In FIGS. 3 and 4 microphotographs show prior art valve stem surfaces having substantial nodules where the surface peak height exceeds an Rp of 15.0, i.e. about Rp 100. FIGS. 3 and 4 show a chrome-plated stem without the polishing step. FIG. 3 is a top view or a view taken perpendicular to the surface and FIG. 4 is a horizontal view taken along a tangent line from the surface. Each shows the rough surface that abrades and causes wear to the seal guide 8 and seal ring 9 as shown in FIG. 2.
FIGS. 5 and 6 are microphotographs showing prior art valve stems after plating and polishing. Again, FIG. 5 shows dramatically the rough surface from a top view and FIG. 6 shows this same surface from a horizontal view or a view taken along a tangental plane to the surface.
FIGS. 7 and 8 show a microphotograph of the surface of the valve stem of the present invention.
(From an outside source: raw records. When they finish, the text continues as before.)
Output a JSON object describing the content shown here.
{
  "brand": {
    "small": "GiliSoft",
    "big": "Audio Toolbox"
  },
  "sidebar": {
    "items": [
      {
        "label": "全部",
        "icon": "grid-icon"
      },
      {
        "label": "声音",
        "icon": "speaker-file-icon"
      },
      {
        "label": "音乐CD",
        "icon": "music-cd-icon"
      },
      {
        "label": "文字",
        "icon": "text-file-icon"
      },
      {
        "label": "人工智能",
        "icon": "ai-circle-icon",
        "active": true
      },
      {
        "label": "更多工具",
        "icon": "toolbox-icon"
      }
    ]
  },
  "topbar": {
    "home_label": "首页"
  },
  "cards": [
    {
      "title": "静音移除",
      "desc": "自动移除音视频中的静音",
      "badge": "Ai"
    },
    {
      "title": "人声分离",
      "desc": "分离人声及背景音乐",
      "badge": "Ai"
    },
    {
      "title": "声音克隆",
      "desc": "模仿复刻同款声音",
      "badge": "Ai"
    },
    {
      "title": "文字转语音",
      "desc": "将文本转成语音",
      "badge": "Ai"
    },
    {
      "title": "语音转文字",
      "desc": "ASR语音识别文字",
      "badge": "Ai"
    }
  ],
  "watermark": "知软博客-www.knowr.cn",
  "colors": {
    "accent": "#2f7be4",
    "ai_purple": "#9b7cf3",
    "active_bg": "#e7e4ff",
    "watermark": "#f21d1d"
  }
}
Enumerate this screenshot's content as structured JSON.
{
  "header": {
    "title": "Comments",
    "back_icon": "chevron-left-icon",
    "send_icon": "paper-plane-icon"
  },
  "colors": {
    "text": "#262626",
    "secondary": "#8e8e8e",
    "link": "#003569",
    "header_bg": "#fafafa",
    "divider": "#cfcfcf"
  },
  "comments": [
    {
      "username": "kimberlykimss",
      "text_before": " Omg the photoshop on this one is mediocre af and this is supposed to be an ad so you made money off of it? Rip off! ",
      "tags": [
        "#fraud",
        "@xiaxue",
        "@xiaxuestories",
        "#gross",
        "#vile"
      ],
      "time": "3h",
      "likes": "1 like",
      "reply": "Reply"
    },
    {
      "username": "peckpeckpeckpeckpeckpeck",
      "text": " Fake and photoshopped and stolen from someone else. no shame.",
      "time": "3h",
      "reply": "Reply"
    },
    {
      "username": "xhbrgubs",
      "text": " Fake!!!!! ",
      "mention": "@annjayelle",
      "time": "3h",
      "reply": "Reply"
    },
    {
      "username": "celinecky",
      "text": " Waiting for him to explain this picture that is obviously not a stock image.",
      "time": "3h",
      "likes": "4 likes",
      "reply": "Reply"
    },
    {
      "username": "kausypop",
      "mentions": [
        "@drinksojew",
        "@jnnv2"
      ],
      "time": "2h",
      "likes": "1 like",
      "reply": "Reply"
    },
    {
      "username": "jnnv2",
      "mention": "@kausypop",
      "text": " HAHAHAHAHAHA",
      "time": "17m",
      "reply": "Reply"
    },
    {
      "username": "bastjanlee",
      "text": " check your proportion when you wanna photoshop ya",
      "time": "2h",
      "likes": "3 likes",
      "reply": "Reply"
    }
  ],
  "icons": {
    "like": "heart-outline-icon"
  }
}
The cross hatching is clearly seen in both figures and some slight surface texture can be seen in FIG. 8. This FIG. 8 surface has a surface peak height measured at about Rp 4.0 to 15.0. Thus, the combined surface characteristic of this invention is Rp 4.0 to 15.0 and cross hatching revealed substantial reduced wear on both the guide 8 and seal 9.
The preferred and optimumly preferred embodiments of the present invention have been described herein and shown in the accompanying drawings to illustrate the underlying principles of the invention but it is to be understood that numerous modifications and ramifications may be made without departing from the spirit and scope of this invention.